File formats: The ability to read your data in the future depends on the file format, so you are strongly encouraged to use standard, exchangeable or open file formats. You can store data in a proprietary format where it is the de facto format within your disciplinary area, or where the format is supported across a range of software (so you are not locked into one type of software). The go-to guidance on file formats is the Library of Congress (LOC) Recommended Format Statement which is updated each year, as this is a constantly evolving topic.

 

When choosing an electronic file format to create and store data, it's important to consider whether the format is open and/or ubiquitous. The format you use determines how accessible these data are to other users, as some files can only be opened when you have a license to use that software. File format also determine how accessible the data will be to yourself and others into the future - technology evolves quickly, and the software that you use today will become obsolete in time.

Why use open file formats? File formats that are open or non-proprietary will tend to remain accessible, even if the software that created them is no longer available. However, formats which are ubiquitous or have become the default standard within a discipline, whether proprietary or not, are also likely to be maintained into the future.

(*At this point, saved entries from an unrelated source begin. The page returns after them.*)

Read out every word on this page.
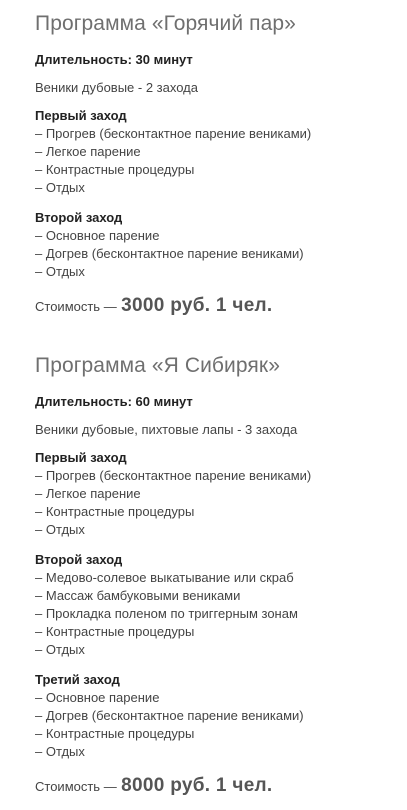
Программа «Горячий пар»
Длительность: 30 минут
Веники дубовые - 2 захода
Первый заход
– Прогрев (бесконтактное парение вениками)
– Легкое парение
– Контрастные процедуры
– Отдых
Второй заход
– Основное парение
– Догрев (бесконтактное парение вениками)
– Отдых
Стоимость — 3000 руб. 1 чел.
Программа «Я Сибиряк»
Длительность: 60 минут
Веники дубовые, пихтовые лапы - 3 захода
Первый заход
– Прогрев (бесконтактное парение вениками)
– Легкое парение
– Контрастные процедуры
– Отдых
Второй заход
– Медово-солевое выкатывание или скраб
– Массаж бамбуковыми вениками
– Прокладка поленом по триггерным зонам
– Контрастные процедуры
– Отдых
Третий заход
– Основное парение
– Догрев (бесконтактное парение вениками)
– Контрастные процедуры
– Отдых
Стоимость — 8000 руб. 1 чел.
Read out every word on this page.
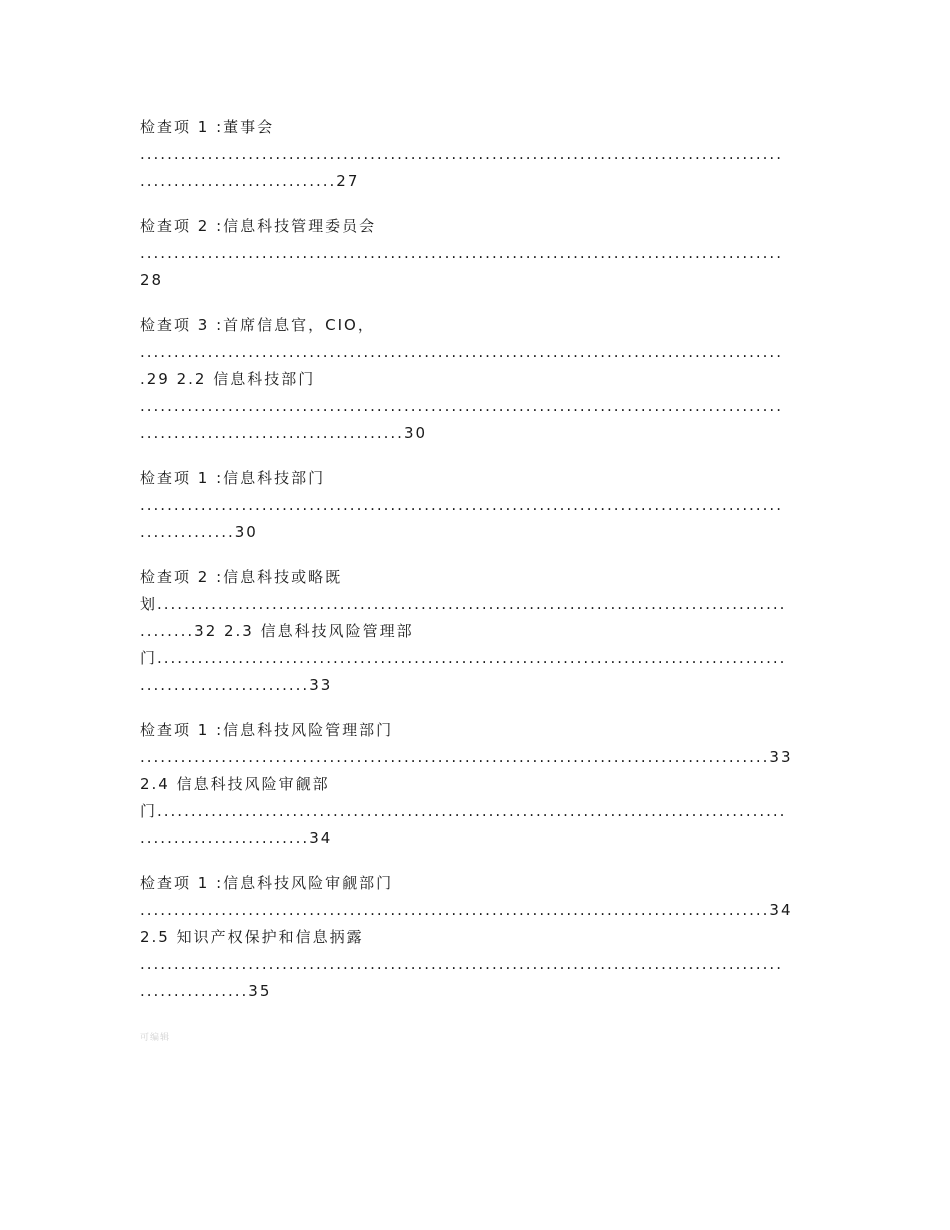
检查项 1 :董事会
...............................................................................................
.............................27
检查项 2 :信息科技管理委员会
...............................................................................................
28
检查项 3 :首席信息官，CIO，
...............................................................................................
.29 2.2 信息科技部门
...............................................................................................
.......................................30
检查项 1 :信息科技部门
...............................................................................................
..............30
检查项 2 :信息科技或略既
划.............................................................................................
........32 2.3 信息科技风险管理部
门.............................................................................................
.........................33
检查项 1 :信息科技风险管理部门
.............................................................................................33
2.4 信息科技风险审觎部
门.............................................................................................
.........................34
检查项 1 :信息科技风险审觎部门
.............................................................................................34
2.5 知识产权保护和信息抦露
...............................................................................................
................35
可编辑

What if you have a preferred software? If you find it necessary or convenient to work with a proprietary format, it may be useful to store your data using that format for data collection and analysis, while also storing a copy in an open or accessible format for sharing or archiving once your project is complete.

Which format is best for FAIR data? Many data archives and repositories will already have recommended file formats based on best practice within the disciplines they support. 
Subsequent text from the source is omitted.